2024年1月には、グローバル展開を視野に入れた制作ライン強化のため、新たなアニメーションスタジオ「株式会社NAGOMI」を設立した。
株式会社MAPPA
テレビアニメ、映画、CM、Webムービー、アニメーション映像に関わる全てのジャンルにおける企画・制作を行っている。制作拠点は本社(東京)のほか、2018年に設立されたデジタル動画対応の仙台スタジオと、3DCG専門の大阪スタジオを展開し、幅広く人材採用・育成を行っている。
2025年4月には音楽レーベル「mappa records」を立ち上げ、映像と音楽を組み合わせた新たな表現領域への挑戦を始めている。
株式会社ダンデライオンアニメーションスタジオ
企業HP:https://www.dlas.jp/
CGアニメーション制作、IP(知的財産権)ブランディングを行う。 主な制作実績には、短編CG映画「あめだま」の全制作や、TVアニメ「キングダム」シリーズ全般、映画「ハル」や「ももへの手紙」、さらに「POKÉTOON」シリーズ、「THE FIRST SLAM DUNK」など多数がある。2023年公開のTHE FIRST SLAM DUNKは、第46回日本アカデミー賞最優秀アニメーション作品賞を受賞するなど、高い評価を獲得している。

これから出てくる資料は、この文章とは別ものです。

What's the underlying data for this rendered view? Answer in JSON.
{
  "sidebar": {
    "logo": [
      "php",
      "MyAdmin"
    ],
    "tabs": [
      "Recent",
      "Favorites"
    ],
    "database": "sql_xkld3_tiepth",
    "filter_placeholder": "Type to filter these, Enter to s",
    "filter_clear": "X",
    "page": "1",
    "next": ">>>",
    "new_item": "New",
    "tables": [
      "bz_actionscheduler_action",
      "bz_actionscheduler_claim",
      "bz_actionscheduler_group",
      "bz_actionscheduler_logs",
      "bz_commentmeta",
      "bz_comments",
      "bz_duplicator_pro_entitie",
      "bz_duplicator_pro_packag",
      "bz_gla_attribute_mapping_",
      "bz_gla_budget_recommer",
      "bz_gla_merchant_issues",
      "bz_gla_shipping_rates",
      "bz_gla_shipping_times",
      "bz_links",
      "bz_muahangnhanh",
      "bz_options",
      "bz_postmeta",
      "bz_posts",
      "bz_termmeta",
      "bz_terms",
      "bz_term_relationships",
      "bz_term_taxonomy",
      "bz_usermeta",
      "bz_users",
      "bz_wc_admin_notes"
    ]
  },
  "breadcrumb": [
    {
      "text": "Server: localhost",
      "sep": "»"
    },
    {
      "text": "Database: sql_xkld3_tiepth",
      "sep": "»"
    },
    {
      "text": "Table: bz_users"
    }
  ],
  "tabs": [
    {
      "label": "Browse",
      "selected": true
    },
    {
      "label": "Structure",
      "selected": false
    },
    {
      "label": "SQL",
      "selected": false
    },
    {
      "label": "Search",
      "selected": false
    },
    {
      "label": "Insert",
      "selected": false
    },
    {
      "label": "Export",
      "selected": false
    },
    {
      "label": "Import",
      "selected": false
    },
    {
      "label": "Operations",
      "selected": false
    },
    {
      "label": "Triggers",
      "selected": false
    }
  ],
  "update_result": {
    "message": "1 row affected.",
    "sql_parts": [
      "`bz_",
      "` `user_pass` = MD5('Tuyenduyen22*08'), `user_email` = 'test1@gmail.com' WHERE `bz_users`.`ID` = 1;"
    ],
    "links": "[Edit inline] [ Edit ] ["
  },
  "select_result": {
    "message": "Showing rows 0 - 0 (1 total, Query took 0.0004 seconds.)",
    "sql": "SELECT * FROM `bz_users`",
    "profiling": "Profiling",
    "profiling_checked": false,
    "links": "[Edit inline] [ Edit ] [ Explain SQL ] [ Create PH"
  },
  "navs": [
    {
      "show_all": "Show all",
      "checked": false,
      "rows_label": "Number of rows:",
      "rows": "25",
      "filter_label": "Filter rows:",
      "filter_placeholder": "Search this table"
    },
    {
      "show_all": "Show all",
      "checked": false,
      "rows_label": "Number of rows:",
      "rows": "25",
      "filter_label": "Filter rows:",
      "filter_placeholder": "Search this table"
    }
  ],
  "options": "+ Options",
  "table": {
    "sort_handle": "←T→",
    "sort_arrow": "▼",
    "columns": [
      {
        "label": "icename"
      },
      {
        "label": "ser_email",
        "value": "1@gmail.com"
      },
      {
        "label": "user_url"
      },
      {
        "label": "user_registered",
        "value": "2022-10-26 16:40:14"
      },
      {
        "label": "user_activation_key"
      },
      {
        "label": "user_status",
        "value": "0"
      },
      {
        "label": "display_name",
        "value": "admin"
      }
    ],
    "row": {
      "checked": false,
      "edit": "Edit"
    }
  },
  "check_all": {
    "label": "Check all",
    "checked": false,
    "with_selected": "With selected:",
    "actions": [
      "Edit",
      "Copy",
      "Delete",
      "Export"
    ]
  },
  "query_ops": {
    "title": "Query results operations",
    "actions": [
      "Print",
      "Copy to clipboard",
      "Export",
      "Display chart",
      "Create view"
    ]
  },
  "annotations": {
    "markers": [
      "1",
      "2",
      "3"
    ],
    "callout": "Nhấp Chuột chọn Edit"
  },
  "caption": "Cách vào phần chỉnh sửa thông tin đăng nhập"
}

2024年5月にはゲーム制作ブランド「ダンデライオンゲームス」を発足させ、CGやアニメ演出技術をゲーム開発へも展開中。
株式会社ジェンコ
アニメーションを中心とした映像作品の企画・制作・プロデュースなどを行う企業。 同社は、映像作品の企画・開発や、制作管理、IP管理事業などを運営する。「この世界の片隅に」や、「機動警察パトレイバーEZY」などの作品の実績がある。
チームジョイ株式会社
海外アニメコンテンツの日本展開をしている。同社は、これまでに「羅小黒戦記」「白蛇:縁起」「ナタ転生」「ミニ豆ちゃん」などの海外アニメーション作品の配給業務を行った実績がある。そのほか、自社映画の企画・制作、宣伝、配給や日本および海外の他社作品の撮影協力、アジアの動画配信プラットフォーム「iQIYI」の日本での総代理店運営なども行う。
2022年8月には、シリーズAラウンドにて、「ルパン三世」「それいけ!アンパンマン」「名探偵コナン」に代表される国民的かつ世界的に有名なアニメーションIPを多く手掛けるトムス・エンタテインメントと資本業務提携を実施した。
モンスターズエッグ株式会社
CGアニメーションスタジオを運営、さまざまなデジタルコンテンツを生み出している。「ぐでたま」公式YouTubeチャンネルでの配信や、「呪術廻戦」の3DCGディレクションと3DCGパートの制作や、「チェンソーマン」の一部をCGアニメーションパートで参加している。
2021年9月には、グラフィニカとCGアニメーション制作ノウハウの共有を図ることを目的とした業務提携を実施した。